Mesmo com esse último aumento, obviamente, já houveram avanços. O que se pode destacar como principais mudanças que ocorreram ao longo dos anos nos pontos recebedores?

Nós tivemos uma melhora substancial, principalmente, na questão de infraestrutura. Há 15 anos atrás, a coisa era bem precária, tanto que isso era a principal reclamação das empresas que participavam da Diretoria de Abastecimento e Distribuição. Desde então, o SETCESP tem se aproximado mais dos grandes CDs e avançamos muito, para melhorar os locais para a tripulação, ainda assim, há espaço para avançar mais. Vale dizer que a formalização do pagamento das descargas nesses recebedores também melhorou.

Como você avalia a metodologia da pesquisa IER realizada pelo IPTC a pedido do SETCESP?

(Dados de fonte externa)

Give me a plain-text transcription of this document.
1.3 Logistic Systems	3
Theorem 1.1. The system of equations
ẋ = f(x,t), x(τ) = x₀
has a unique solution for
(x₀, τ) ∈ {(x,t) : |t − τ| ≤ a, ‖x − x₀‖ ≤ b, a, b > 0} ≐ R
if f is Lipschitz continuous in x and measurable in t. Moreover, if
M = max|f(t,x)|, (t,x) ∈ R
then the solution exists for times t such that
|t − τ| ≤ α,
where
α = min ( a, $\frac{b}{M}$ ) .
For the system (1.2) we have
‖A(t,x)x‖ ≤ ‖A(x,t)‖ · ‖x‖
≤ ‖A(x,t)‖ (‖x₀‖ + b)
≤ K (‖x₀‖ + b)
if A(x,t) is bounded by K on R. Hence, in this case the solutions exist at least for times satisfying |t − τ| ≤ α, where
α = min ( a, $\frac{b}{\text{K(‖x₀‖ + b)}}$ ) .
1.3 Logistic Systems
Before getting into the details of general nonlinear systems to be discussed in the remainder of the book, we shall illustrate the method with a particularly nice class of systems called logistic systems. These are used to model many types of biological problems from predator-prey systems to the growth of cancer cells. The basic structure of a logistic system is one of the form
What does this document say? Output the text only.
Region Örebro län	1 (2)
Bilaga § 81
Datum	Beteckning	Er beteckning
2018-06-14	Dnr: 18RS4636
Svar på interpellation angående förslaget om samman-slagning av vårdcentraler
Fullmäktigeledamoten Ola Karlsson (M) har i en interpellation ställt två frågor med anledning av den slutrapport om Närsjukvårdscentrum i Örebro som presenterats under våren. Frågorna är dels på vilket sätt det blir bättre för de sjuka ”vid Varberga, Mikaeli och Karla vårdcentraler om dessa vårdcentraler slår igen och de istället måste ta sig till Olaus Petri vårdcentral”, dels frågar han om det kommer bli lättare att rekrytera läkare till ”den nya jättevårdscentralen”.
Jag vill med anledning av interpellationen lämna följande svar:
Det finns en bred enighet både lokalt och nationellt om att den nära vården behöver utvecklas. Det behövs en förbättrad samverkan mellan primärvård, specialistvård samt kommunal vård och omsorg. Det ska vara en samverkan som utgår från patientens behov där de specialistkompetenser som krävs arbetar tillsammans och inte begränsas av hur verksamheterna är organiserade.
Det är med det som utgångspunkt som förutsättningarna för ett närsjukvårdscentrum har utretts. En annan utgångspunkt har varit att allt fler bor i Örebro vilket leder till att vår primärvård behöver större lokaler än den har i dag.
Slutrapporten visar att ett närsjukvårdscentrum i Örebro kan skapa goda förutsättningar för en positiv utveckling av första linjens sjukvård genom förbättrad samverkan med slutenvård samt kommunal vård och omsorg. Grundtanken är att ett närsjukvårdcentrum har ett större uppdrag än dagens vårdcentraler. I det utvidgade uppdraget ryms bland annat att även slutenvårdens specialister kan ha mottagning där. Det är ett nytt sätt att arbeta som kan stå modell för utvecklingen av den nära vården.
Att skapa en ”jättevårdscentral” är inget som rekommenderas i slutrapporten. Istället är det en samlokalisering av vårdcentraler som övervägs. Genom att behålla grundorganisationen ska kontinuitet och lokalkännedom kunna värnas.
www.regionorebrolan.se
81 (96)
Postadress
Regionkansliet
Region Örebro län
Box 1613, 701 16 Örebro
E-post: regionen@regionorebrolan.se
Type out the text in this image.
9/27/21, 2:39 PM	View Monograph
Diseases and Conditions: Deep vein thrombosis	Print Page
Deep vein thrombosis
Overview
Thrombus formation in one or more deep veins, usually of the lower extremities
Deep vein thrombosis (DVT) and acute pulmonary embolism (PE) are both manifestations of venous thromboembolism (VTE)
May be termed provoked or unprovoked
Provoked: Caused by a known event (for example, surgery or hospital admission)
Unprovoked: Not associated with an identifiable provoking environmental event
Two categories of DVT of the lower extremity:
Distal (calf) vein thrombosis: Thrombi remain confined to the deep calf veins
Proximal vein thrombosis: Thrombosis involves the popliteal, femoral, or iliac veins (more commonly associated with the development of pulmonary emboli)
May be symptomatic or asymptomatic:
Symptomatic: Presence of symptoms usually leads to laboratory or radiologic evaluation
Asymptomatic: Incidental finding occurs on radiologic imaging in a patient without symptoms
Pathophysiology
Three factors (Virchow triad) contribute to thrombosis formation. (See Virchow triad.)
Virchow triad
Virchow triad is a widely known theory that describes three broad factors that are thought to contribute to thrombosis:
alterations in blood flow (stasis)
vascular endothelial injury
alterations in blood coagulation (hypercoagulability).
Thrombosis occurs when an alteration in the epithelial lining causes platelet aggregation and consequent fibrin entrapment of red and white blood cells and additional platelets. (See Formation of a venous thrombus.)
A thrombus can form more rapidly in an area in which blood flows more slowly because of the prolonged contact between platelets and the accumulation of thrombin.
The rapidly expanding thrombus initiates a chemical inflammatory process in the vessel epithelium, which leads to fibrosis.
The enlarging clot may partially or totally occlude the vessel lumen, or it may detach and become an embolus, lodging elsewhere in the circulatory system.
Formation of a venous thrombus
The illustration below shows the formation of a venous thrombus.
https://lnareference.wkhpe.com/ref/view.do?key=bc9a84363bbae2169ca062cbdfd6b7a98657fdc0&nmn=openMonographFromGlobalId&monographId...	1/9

A metodologia é ótima, porque tem como premissa três pilares do recebimento: a infraestrutura, o procedimento e o tempo médio.  A infraestrutura, porque é preciso garantir que a nossa tripulação tenha banheiros, bebedouros e um local para estacionar, não se trata de ter a disposição algo que se compare a um hotel cinco estrelas, mas o mínimo de segurança e conforto enquanto aguarda o descarregamento da carga. O procedimento, porque sabemos que os agendamentos e as devoluções parciais otimizam o processo e o tempo em si, se traduz em custo e produtividade.

Como é a atuação da Diretoria de Abastecimento e Distribuição do SETCESP?

Ela é composta por empresários, executivos e profissionais que lidam com o transporte de cargas fracionadas para o abastecimento urbano, o pessoal que faz entregas para as grandes redes varejistas e que atuam com os Centros de Distribuição. A diretoria trabalha acolhendo as demandas destas empresas e procura discutir melhorias com os pontos recebedores, além de estar próxima desses estabelecimentos para ajudar a resolver os problemas que surgem na operação.

Esse trabalho de relacionamento abre caminho para o serviço de Apoio Operacional do SETCESP, para que quando surja um problema específico de algum de nossos associados, a equipe do Apoio Operacional possa intermediar a demanda e encontrar uma solução. Fora isso, a pedido da diretoria, temos a pesquisa do IER encomendada pelo SETCESP ao IPTC em que o resultado é uma análise profunda dos procedimentos, e parte dos seus efeitos é o evento de premiação de melhor IER.

Que recado gostaria de deixar para os transportadores?

O SETCESP vem trabalhando ao longo dos anos em busca de melhorias para as empresas de vários segmentos de transporte. A função da nossa diretoria é exatamente facilitar as operações e diminuir custos para as empresas, contribuindo ainda, para que as cidades tenham todo o abastecimento necessário e mais mobilidade.

Aproveito para reforçar o pedido para que os empresários tenham a consciência de fazer uma cobrança justa pelo seu serviço, porque se ele não fizer isso, ele não conseguirá manter a estrutura de sua empresa de maneira sadia. O lucro é o que dá a perenidade às empresas, então precifiquem de maneira justa e valorizem o seu trabalho.